I am speaking from my own personal experience. I did not have mets and I was followed with TMs. Like Brenda, I was being followed after a Stage I diagnosis when my markers began to rise. (This was after my second diagnosis with a new primary BC in the other breast.) Perhaps the fact that the doctor's overlooked the rise in markers wouldn't make me live longer. However once realized and combined with more testing we learned that my C-6 vertebrae was ready to melt away and could cause paralysis from bc mets. So in my case it mattered a great deal as a "piece in the puzzle" to get me help and treatment. Getting treatment in time kept me working full time, riding a bike and living life as an active mother to a 9 year old. A big BENEFIT to me and very cost effective.

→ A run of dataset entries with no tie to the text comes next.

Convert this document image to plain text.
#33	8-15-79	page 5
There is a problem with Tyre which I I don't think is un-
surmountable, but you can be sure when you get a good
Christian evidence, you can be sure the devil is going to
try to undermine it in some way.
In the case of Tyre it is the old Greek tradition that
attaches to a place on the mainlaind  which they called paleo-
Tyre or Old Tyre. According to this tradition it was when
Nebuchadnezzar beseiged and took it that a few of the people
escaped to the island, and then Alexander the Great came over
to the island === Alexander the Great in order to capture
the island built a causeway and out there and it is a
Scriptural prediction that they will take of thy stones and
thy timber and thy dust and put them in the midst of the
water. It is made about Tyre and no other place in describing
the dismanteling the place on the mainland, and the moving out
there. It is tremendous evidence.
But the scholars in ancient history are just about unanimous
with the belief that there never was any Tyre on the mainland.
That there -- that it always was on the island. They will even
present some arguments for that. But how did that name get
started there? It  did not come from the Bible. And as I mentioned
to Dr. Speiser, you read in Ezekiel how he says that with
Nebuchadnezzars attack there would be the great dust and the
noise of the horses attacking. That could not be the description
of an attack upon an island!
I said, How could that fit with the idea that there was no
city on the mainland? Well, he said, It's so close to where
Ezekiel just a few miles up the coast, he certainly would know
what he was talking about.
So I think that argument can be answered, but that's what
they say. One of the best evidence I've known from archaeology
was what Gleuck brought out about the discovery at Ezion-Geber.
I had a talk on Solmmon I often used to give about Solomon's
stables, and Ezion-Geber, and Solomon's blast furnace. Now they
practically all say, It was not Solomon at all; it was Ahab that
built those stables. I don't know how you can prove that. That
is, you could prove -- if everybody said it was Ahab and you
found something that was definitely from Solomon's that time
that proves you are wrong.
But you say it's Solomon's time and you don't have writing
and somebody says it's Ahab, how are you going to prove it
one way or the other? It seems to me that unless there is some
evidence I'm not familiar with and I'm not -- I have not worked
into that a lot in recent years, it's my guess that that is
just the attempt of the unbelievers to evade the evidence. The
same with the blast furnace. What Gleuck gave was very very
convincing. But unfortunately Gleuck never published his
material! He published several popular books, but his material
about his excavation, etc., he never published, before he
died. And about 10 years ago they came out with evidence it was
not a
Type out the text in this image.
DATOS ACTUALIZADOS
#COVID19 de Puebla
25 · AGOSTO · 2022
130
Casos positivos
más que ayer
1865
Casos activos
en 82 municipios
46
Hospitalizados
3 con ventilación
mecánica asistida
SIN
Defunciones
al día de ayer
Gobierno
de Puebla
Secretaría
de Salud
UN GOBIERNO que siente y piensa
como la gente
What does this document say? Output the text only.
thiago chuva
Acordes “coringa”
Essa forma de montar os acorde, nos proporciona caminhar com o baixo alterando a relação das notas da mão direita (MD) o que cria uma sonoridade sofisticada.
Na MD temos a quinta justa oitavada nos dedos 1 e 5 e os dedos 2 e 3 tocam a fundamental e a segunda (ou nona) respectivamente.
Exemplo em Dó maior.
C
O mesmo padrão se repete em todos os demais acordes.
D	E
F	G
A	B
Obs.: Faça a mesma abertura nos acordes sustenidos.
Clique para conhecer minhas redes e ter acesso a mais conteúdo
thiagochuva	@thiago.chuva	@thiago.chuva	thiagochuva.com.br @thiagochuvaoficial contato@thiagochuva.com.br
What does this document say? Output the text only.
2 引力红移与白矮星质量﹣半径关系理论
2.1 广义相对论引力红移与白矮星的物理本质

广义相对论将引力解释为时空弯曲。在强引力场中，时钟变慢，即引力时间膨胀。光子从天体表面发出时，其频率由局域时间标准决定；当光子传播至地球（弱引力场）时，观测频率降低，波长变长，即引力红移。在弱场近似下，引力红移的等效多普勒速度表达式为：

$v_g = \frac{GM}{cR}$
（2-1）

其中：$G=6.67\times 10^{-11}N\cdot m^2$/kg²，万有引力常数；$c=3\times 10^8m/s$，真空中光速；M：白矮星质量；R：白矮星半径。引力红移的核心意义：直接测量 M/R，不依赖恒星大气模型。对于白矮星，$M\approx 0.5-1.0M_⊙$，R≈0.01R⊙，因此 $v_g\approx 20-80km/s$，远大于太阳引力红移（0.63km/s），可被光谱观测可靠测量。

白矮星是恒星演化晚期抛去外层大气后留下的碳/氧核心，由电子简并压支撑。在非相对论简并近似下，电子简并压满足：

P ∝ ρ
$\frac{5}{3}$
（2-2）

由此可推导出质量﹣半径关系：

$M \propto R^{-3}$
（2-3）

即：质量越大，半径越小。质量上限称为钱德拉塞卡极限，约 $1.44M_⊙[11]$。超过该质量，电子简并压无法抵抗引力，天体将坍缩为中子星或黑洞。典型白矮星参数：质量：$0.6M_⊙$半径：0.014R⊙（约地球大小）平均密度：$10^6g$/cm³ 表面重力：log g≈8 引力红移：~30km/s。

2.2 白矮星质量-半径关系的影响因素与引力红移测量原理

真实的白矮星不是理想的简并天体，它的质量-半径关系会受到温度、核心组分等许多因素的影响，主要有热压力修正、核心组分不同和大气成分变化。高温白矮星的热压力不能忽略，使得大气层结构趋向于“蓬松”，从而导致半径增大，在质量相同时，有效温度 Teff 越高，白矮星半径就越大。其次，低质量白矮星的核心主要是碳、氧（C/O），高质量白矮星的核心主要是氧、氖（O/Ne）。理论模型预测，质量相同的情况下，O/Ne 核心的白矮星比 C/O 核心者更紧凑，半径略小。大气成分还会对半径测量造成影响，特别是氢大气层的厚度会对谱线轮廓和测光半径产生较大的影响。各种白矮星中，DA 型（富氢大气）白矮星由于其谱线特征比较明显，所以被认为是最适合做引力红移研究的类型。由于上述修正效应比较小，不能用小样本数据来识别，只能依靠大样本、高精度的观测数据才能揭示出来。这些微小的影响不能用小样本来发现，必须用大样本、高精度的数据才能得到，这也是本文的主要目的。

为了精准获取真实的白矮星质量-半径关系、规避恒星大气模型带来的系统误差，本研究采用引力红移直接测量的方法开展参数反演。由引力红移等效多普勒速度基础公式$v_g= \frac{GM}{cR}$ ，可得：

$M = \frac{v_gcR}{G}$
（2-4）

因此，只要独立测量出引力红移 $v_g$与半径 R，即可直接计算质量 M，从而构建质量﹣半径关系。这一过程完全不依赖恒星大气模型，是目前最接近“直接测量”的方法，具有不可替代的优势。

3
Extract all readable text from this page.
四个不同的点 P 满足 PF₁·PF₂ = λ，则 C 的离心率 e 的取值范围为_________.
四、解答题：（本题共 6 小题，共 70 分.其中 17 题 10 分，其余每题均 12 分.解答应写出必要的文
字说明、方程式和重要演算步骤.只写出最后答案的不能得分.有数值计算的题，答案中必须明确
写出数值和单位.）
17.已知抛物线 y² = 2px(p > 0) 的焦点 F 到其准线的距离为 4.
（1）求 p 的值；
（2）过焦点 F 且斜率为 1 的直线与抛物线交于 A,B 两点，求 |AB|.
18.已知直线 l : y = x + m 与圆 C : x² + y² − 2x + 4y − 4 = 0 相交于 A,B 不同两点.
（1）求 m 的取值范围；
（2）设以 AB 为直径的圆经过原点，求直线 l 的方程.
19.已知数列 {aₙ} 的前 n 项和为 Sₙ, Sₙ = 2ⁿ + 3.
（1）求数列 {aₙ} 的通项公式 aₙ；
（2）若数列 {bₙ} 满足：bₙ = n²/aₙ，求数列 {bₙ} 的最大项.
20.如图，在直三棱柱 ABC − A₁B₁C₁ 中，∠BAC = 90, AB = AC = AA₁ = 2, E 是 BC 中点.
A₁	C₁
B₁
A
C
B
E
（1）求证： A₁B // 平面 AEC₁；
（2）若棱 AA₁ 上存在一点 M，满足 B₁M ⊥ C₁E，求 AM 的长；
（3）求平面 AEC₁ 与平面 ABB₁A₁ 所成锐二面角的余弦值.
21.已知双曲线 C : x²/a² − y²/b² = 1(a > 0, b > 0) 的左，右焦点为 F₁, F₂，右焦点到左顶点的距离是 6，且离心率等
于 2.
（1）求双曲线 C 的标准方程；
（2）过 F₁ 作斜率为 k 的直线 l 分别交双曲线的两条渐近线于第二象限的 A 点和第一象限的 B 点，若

As far as how the doctor's know whether or not someone with mets detected early will live longer...I don't know. I am sure that there is some scientific calculation based on others but are those others like me? I am not "typical" in the bc population.

I flash back to my diagnosis at 32 (19 years ago) and conventional wisdom prevented me from getting a mammogram for over 1 year. I was too young according to guidelines back then. They were the doctors and I wasn't. Well I finally found a doctor who would prescribe a mammogram and that is how I was diagnosed. The study I participated in required Chemo and followed by tumor markers to be drawn every 6 months for 5 years...I still wonder why TMs? Anyway, that is where I took my lead. If TMs were required in the study than I wanted to continue with them since they had always held steady for me.

I can read the guidelines all day and all night and so far I have been outside of them. I don't want to be right I just want to stay alive even if it means going against the guidelines. My situation has always been slightly in front of the guidelines but I don't have time to wait for the guidelines to catch up. I can only share my experience. It is what it is.

As a breast cancer survivor, I would not go to a doctor who told me that discovering mets early has no benefit to survival or quality of life. I believe that idea could have contributed to the delay in a mets diagnosis for me. As someone diagnosed with cancer in my early 30s I have learned that I must stay alert. It is what works for me but I know it is not for everyone.